16.10.10

Nessuna pietà per i grassi! Il mito dello sport nel ventennio fascista (di Plinio Ciani)

Starace si allena allo Stadio dei marmi


“Nessuna pietà per i grassi” disse una volta Benito Mussolini a suo fratello Arnaldo che, durante una marcia, non riusciva a tenere il suo passo. Una esclamazione, ovviamente, detta con affetto, ma che concretizzava la passione del duce per l’uomo atleticamente e fisicamente perfetto e sempre in piena forma…
Sulla scia del rinnovamento fisico del popolo, Achille Starace, il fedelissimo segretario del partito, ordinò che non solo i giovani si dedicassero allo sport e all’educazione fisica.

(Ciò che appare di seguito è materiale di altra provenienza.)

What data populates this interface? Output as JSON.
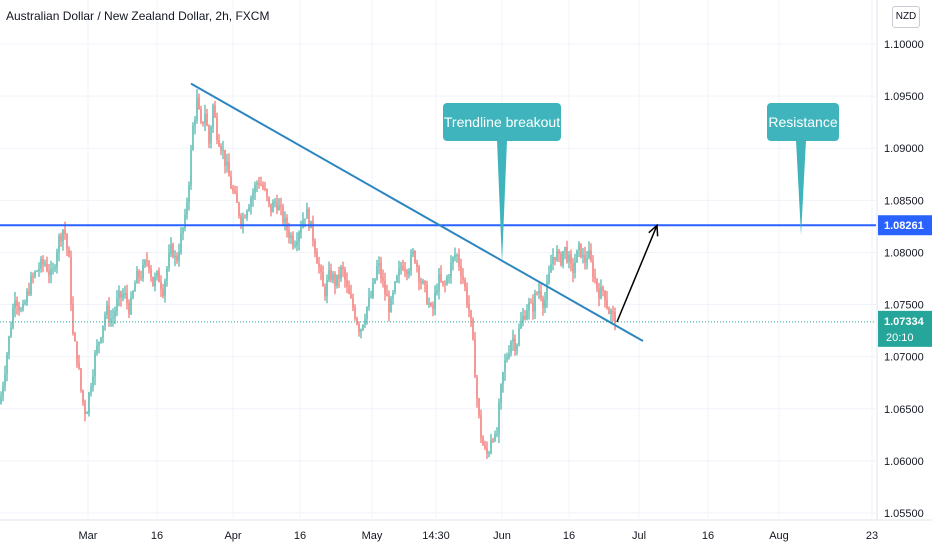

Obbligò gerarchi, prefetti, sindaci, magari in là con gli anni a nuotare, a saltare nei cerchi di fuoco o sulle baionette a siepe. Lui, ex bersagliere, magrolino e sempre in movimento, se la cavava abbastanza bene, ma per molti fu una tragedia. Qualcuno dovette essere soccorso dai medici, prima che fosse troppo tardi.
Anche certi exploit di corsa, pugni stretti, respiro corto, ma petto baldanzosamente spinto in fuori, diventarono spettacolo abituale per gl’italiani. Alla testa degli sparuti gruppetti di gerarchi o ministri o autorità c’era sempre lui, lo scattante Starace; o qualche volta c’era addirittura il duce, e allora il gruppetto delle autorità era un tantino più folto.

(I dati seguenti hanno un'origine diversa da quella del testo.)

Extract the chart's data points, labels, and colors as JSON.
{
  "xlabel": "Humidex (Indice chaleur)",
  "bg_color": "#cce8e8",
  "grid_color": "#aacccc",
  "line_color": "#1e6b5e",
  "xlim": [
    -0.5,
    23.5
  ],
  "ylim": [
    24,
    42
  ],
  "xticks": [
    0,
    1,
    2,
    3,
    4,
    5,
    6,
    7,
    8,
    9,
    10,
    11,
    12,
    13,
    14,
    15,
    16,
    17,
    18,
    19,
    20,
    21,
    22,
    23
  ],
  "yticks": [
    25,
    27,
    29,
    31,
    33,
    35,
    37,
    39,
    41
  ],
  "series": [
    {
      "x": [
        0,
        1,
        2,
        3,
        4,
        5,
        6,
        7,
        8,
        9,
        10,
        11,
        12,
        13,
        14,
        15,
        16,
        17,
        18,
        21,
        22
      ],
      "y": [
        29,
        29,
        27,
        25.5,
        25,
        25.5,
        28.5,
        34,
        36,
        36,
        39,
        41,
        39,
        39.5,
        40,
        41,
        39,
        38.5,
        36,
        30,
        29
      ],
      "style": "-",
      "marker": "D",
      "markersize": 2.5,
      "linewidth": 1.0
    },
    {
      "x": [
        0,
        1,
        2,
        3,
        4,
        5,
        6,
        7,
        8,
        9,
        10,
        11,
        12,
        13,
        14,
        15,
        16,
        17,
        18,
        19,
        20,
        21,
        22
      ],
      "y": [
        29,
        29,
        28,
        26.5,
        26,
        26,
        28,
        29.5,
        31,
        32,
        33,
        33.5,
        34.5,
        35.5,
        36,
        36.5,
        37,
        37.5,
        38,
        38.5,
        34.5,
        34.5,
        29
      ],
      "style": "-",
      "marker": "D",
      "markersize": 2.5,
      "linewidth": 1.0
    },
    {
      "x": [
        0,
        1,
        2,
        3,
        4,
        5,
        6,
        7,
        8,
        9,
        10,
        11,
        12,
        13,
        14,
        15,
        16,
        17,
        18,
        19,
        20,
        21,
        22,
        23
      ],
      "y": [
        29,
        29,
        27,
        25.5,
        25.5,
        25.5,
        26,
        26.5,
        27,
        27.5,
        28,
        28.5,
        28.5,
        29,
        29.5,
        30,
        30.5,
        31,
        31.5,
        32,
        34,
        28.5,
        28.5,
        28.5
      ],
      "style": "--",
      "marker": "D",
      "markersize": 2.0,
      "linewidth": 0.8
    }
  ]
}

Ma quando il “passo romano” entrò nel costume, quando tutta l’Italia in divisa dovette marciare imitando il passo dell’oca dell’alleato germanico, ci si accorse che quel passo, praticato da uomini generalmente di statura modesta e di gamba corta, produceva un effetto tutt’altro che esaltante. Ma ormai era troppo tardi per tornare indietro.